The Arab League has imposed severe sanctions on the regime of Bashar Assad in Syria that could lead to a serious economic crisis:
Arab states plan to cut commercial ties with President Bashar al-Assad's government and freeze its assets in response to violence in Syria, where activists said 42 civilians and soldiers died on Saturday.
The sanctions, which would plunge Syria deeper into economic crisis and regional isolation, were drawn up by an Arab League economic committee in Cairo on Saturday and need to be ratified by foreign ministers meeting on Sunday before coming into force.
They would also include a travel ban on senior Syrian officials and a halt to commercial flights to the country, according to an Arab League document seen by Reuters.
Dealings with Syria's central bank would be halted, it said, but basic essentials needed by the Syrian people would be exempted from sanctions.

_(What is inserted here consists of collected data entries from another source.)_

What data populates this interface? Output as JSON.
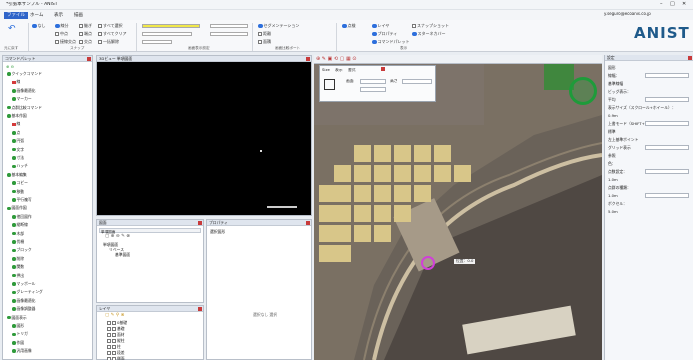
{
  "window": {
    "title": "*引張本サンプル - ANIST",
    "user": "y.seguro@ecoanis.co.jp"
  },
  "menu": [
    "ファイル",
    "ホーム",
    "表示",
    "描画"
  ],
  "ribbon": {
    "row1": [
      "なし",
      "線分",
      "継ぎ",
      "すべて選択",
      "セグメンテーション",
      "点検",
      "レイヤ",
      "スナップショット"
    ],
    "row2": [
      "中点",
      "端点",
      "すべてクリア",
      "距離",
      "面積",
      "プロパティ",
      "スターネカバー"
    ],
    "row3": [
      "接線交点",
      "交点",
      "一括解除",
      "コマンドパレット"
    ],
    "groups": [
      "元に戻す",
      "スナップ",
      "画面表示設定",
      "画面比較ボート",
      "表示"
    ],
    "brand": "ANIST"
  },
  "command_panel": {
    "title": "コマンドパレット",
    "items": [
      "クイックコマンド",
      "線",
      "画像最適化",
      "マーカー",
      "点群比較コマンド",
      "基本作図",
      "線",
      "点",
      "円弧",
      "文字",
      "寸法",
      "ハッチ",
      "基本編集",
      "コピー",
      "移動",
      "平行複写",
      "図面作図",
      "他回図作",
      "縦断線",
      "木部",
      "伐柵",
      "ブロック",
      "削除",
      "関数",
      "押出",
      "マッポール",
      "グレーティング",
      "画像最適化",
      "画像調整器",
      "図面表示",
      "図形",
      "トリガ",
      "作図",
      "汎用画像"
    ]
  },
  "view_panel": {
    "title": "3Dビュー 単項図面"
  },
  "layer_tree": {
    "title": "図面",
    "root": "単項図面",
    "children": [
      "リベース",
      "基準図面"
    ]
  },
  "properties": {
    "title": "プロパティ",
    "field": "選択図形",
    "empty": "選択なし 選択"
  },
  "layers": {
    "title": "レイヤ",
    "items": [
      "0基礎",
      "基礎",
      "面材",
      "縦柱",
      "柱",
      "段差",
      "側面"
    ]
  },
  "map": {
    "label": "位置：0.0",
    "tool_labels": [
      "Size",
      "表示",
      "書式",
      "画面",
      "高さ"
    ]
  },
  "right_panel": {
    "title": "設定",
    "rows": [
      "図形",
      "線幅：",
      "基準線幅",
      "ビッグ表示：",
      "平均",
      "表示サイズ（スクロール+ホイール）：",
      "0.9m",
      "上書モード（SHIFT+ホイール）",
      "標準",
      "左上基準ポイント",
      "グリッド表示",
      "参照",
      "色：",
      "点数設定：",
      "1.0m",
      "点群の種類：",
      "1.0m",
      "ボクセル：",
      "5.0m"
    ]
  },
  "colors": {
    "accent": "#2f64c9",
    "brand": "#1f5a8a",
    "ok": "#2f9a3a",
    "close": "#c83a3a"
  }
}
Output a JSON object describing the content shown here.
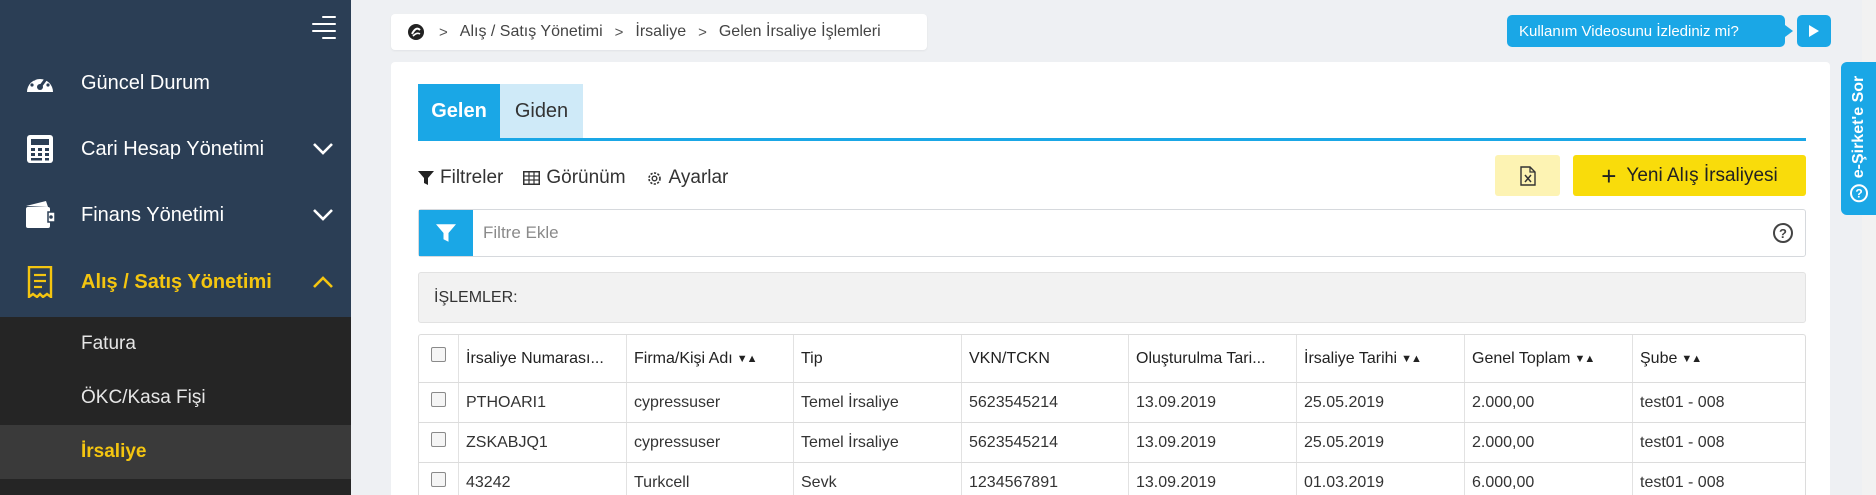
{
  "sidebar": {
    "items": [
      {
        "label": "Güncel Durum",
        "icon": "dashboard-gauge-icon"
      },
      {
        "label": "Cari Hesap Yönetimi",
        "icon": "calculator-icon"
      },
      {
        "label": "Finans Yönetimi",
        "icon": "wallet-icon"
      },
      {
        "label": "Alış / Satış Yönetimi",
        "icon": "receipt-icon"
      }
    ],
    "submenu": [
      {
        "label": "Fatura"
      },
      {
        "label": "ÖKC/Kasa Fişi"
      },
      {
        "label": "İrsaliye"
      }
    ],
    "active_color": "#f4c510",
    "background": "#2b3e55"
  },
  "breadcrumb": {
    "items": [
      "Alış / Satış Yönetimi",
      "İrsaliye",
      "Gelen İrsaliye İşlemleri"
    ]
  },
  "help": {
    "video_tip": "Kullanım Videosunu İzlediniz mi?",
    "side_tab": "e-Şirket'e Sor"
  },
  "tabs": [
    {
      "label": "Gelen",
      "selected": true
    },
    {
      "label": "Giden",
      "selected": false
    }
  ],
  "toolbar": {
    "filters": "Filtreler",
    "view": "Görünüm",
    "settings": "Ayarlar",
    "new_button": "Yeni Alış İrsaliyesi"
  },
  "filter": {
    "placeholder": "Filtre Ekle"
  },
  "section": {
    "title": "İŞLEMLER:"
  },
  "table": {
    "columns": [
      "İrsaliye Numarası...",
      "Firma/Kişi Adı",
      "Tip",
      "VKN/TCKN",
      "Oluşturulma Tari...",
      "İrsaliye Tarihi",
      "Genel Toplam",
      "Şube"
    ],
    "rows": [
      [
        "PTHOARI1",
        "cypressuser",
        "Temel İrsaliye",
        "5623545214",
        "13.09.2019",
        "25.05.2019",
        "2.000,00",
        "test01 - 008"
      ],
      [
        "ZSKABJQ1",
        "cypressuser",
        "Temel İrsaliye",
        "5623545214",
        "13.09.2019",
        "25.05.2019",
        "2.000,00",
        "test01 - 008"
      ],
      [
        "43242",
        "Turkcell",
        "Sevk",
        "1234567891",
        "13.09.2019",
        "01.03.2019",
        "6.000,00",
        "test01 - 008"
      ]
    ]
  },
  "colors": {
    "accent": "#1aa7e6",
    "primary_button": "#f9dc0b"
  }
}
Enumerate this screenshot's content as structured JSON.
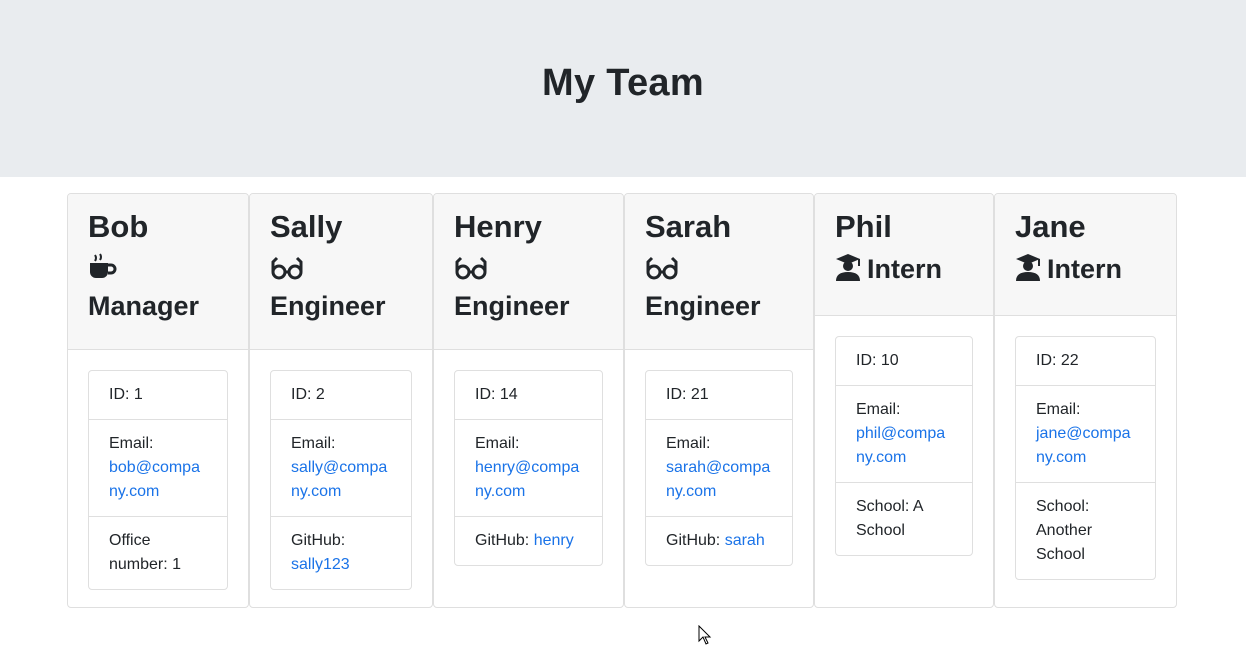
{
  "header": {
    "title": "My Team"
  },
  "members": [
    {
      "name": "Bob",
      "role": "Manager",
      "icon": "coffee-icon",
      "id_text": "ID: 1",
      "email_label": "Email:",
      "email": "bob@company.com",
      "extra_label": "Office number: 1",
      "extra_link": ""
    },
    {
      "name": "Sally",
      "role": "Engineer",
      "icon": "glasses-icon",
      "id_text": "ID: 2",
      "email_label": "Email:",
      "email": "sally@company.com",
      "extra_label": "GitHub:",
      "extra_link": "sally123"
    },
    {
      "name": "Henry",
      "role": "Engineer",
      "icon": "glasses-icon",
      "id_text": "ID: 14",
      "email_label": "Email:",
      "email": "henry@company.com",
      "extra_label": "GitHub:",
      "extra_link": "henry"
    },
    {
      "name": "Sarah",
      "role": "Engineer",
      "icon": "glasses-icon",
      "id_text": "ID: 21",
      "email_label": "Email:",
      "email": "sarah@company.com",
      "extra_label": "GitHub:",
      "extra_link": "sarah"
    },
    {
      "name": "Phil",
      "role": "Intern",
      "icon": "graduate-icon",
      "id_text": "ID: 10",
      "email_label": "Email:",
      "email": "phil@company.com",
      "extra_label": "School: A School",
      "extra_link": ""
    },
    {
      "name": "Jane",
      "role": "Intern",
      "icon": "graduate-icon",
      "id_text": "ID: 22",
      "email_label": "Email:",
      "email": "jane@company.com",
      "extra_label": "School: Another School",
      "extra_link": ""
    }
  ],
  "colors": {
    "header_bg": "#e9ecef",
    "link": "#1a73e8",
    "card_header_bg": "#f7f7f7"
  }
}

The move follows Syria's failure to let monitors into the country, part of a broader Arab League initiative aimed at ending Assad's eight-month crackdown on protests in which the United Nations says 3,500 people have been killed.
The Syrian economy is already teetering on the brink of collapse and these sanctions might send it over the edge. Talk from Turkey envisions the possibility of some kind of "humanitarian corridor" where food and medical supplies can be delivered to Syrian civilians. The problem is that some kind of military force would have to enforce the corridor - a prospect that is several weeks away - if it ever happens.